Evaluation of Effect of Key Baseline Characteristics
Gender and age
The mean change in the square root of GA lesion size area by gender is also illustrated in Figure 2 . The majority (60%-65%) of patients were female, and a higher rate of progression was observed in the female subgroup that received sham injections. No specific trend was observed in the male subgroup. The mean change in the square root of GA lesion size area by age tertile (<77 years, ≥77 to <83 years, and ≥83 years) is shown in Figure 2 . The rates of progression trended to be higher in the sham group for age <77 years and age ≥83 years, but not for the age tertile ≥77 to <83 years compared with the pegcetacoplan-treated groups.

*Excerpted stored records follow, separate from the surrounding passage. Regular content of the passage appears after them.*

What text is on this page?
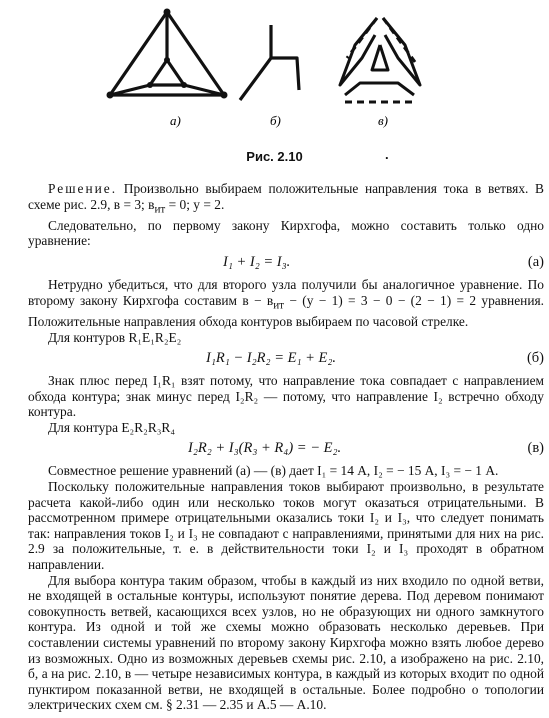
а)	б)	в)
Рис. 2.10	.

Решение. Произвольно выбираем положительные направления тока в ветвях. В схеме рис. 2.9, в = 3; $в_{ит} = 0$; у = 2.

Следовательно, по первому закону Кирхгофа, можно составить только одно уравнение:

I₁ + I₂ = I₃.	(а)

Нетрудно убедиться, что для второго узла получили бы аналогичное уравнение. По второму закону Кирхгофа составим $в - в_{ит} - (у - 1) = 3 - 0 - (2 - 1) = 2$ уравнения. Положительные направления обхода контуров выбираем по часовой стрелке.

Для контуров R₁E₁R₂E₂

I₁R₁ − I₂R₂ = E₁ + E₂.	(б)

Знак плюс перед I₁R₁ взят потому, что направление тока совпадает с направлением обхода контура; знак минус перед I₂R₂ — потому, что направление I₂ встречно обходу контура.

Для контура E₂R₂R₃R₄

I₂R₂ + I₃(R₃ + R₄) = − E₂.	(в)

Совместное решение уравнений (а) — (в) дает I₁ = 14 А, I₂ = − 15 А, I₃ = − 1 А.

Поскольку положительные направления токов выбирают произвольно, в результате расчета какой-либо один или несколько токов могут оказаться отрицательными. В рассмотренном примере отрицательными оказались токи I₂ и I₃, что следует понимать так: направления токов I₂ и I₃ не совпадают с направлениями, принятыми для них на рис. 2.9 за положительные, т. е. в действительности токи I₂ и I₃ проходят в обратном направлении.

Для выбора контура таким образом, чтобы в каждый из них входило по одной ветви, не входящей в остальные контуры, используют понятие дерева. Под деревом понимают совокупность ветвей, касающихся всех узлов, но не образующих ни одного замкнутого контура. Из одной и той же схемы можно образовать несколько деревьев. При составлении системы уравнений по второму закону Кирхгофа можно взять любое дерево из возможных. Одно из возможных деревьев схемы рис. 2.10, а изображено на рис. 2.10, б, а на рис. 2.10, в — четыре независимых контура, в каждый из которых входит по одной пунктиром показанной ветви, не входящей в остальные. Более подробно о топологии электрических схем см. § 2.31 — 2.35 и А.5 — А.10.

Lesion characteristics—size, focality, and location
The mean change in the square root of GA lesion size area for each tertile of untransformed baseline GA area (<5.55 mm 2 , ≥5.55 to <10.55 mm 2 , and ≥10.55 mm 2 ) is shown in Figure 3 A, demonstrating that the rate of progression was higher in the sham group for all lesion size categories. Figure 3 B shows that the majority (62%-72%) of patients presented with multifocal lesions, and growth rates were lower in the pegcetacoplan treatment groups regardless of lesion focality (unifocal or multifocal). Similar trends were observed for the foveal and extrafoveal lesion location subgroups ( Figure 3 , B). The statistical significance of monthly vs EOM dosing of pegcetacoplan with respect to unifocal lesions and extrafoveal lesions could not be assessed because of the small sample sizes.
The majority (60%-72%) of participants had pseudodrusen present at baseline per the reading center definition. Irrespective of baseline pseudodrusen status, the GA growth rate was lower in pegcetacoplan-treated groups compared to sham ( Figure 4 ).